Art. 126. As Zonas Especiais de Interesse Social 1 (ZEIS 1) são compostas por assentamentos irregulares com ocupação desordenada, em áreas públicas ou particulares, constituídos por população de baixa renda, precários do ponto de vista urbanístico e habitacional, destinados à regularização fundiária, urbanística e ambiental.

Art. 127. São objetivos das Zonas Especiais de Interesse Social 1 (ZEIS 1):

I — efetivar o cumprimento das funções sociais da cidade e da propriedade urbana;

II — promover a regularização urbanística e fundiária dos assentamentos ocupados pela população de baixa renda;

III — eliminar os riscos decorrentes de ocupações em áreas inadequadas;

IV — ampliar a oferta de infra-estrutura urbana e equipamentos comunitários, garantindo a qualidade ambiental aos seus habitantes;

V — promover o desenvolvimento humano dos seus ocupantes.

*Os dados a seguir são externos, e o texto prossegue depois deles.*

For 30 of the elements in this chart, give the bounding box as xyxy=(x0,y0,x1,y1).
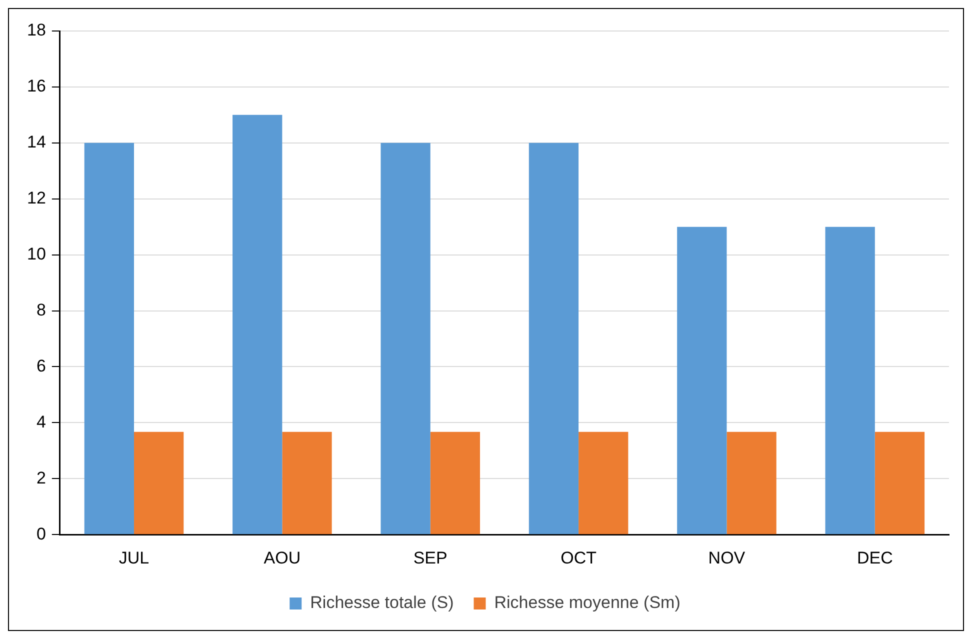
x-tick-label: SEP xyxy=(413,548,448,568)
bar xyxy=(380,142,430,534)
y-tick-label: 10 xyxy=(26,244,46,264)
bar xyxy=(282,432,332,534)
y-tick-label: 14 xyxy=(26,132,46,152)
bar xyxy=(726,432,776,534)
bar xyxy=(84,142,134,534)
y-tick-label: 2 xyxy=(36,468,46,488)
legend-label: Richesse moyenne (Sm) xyxy=(494,593,680,612)
x-tick-label: NOV xyxy=(708,548,746,568)
bar xyxy=(232,114,282,534)
y-tick-label: 4 xyxy=(36,412,46,432)
bar xyxy=(677,226,727,534)
x-tick-label: OCT xyxy=(560,548,596,568)
bar xyxy=(528,142,579,534)
y-tick-label: 18 xyxy=(26,20,46,40)
y-tick-label: 16 xyxy=(26,76,46,96)
bar xyxy=(874,432,925,534)
x-tick-label: JUL xyxy=(118,548,150,568)
bar xyxy=(578,432,628,534)
legend-label: Richesse totale (S) xyxy=(310,593,454,612)
bar xyxy=(430,432,480,534)
y-tick-label: 6 xyxy=(36,356,46,376)
y-tick-label: 12 xyxy=(26,188,46,208)
bar xyxy=(825,226,875,534)
y-tick-label: 8 xyxy=(36,300,46,320)
x-tick-label: DEC xyxy=(856,548,893,568)
x-tick-label: AOU xyxy=(264,548,301,568)
bar xyxy=(134,432,184,534)
y-tick-label: 0 xyxy=(36,524,46,544)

Art. 128. Serão aplicados nas Zonas Especiais de Interesse Social 1 (ZEIS 1), especialmente, os seguintes instrumentos:

I — concessão de uso especial para fins de moradia;

II — usucapião especial de imóvel urbano;

III — concessão de direito real de uso;

IV — autorização de uso;

V — cessão de posse;

VI — plano integrado de regularização fundiária;

VII — assistência técnica e jurídica gratuita;

VIII — direito de superfície;

IX — direito de preempção.

Sobre as ZEIS 2:

Art. 129. As Zonas Especiais de Interesse Social 2 (ZEIS 2) são compostas por loteamentos clandestinos ou irregulares e conjuntos habitacionais, públicos ou privados, que estejam parcialmente urbanizados, ocupados por população de baixa renda, destinados à regularização fundiária e urbanística.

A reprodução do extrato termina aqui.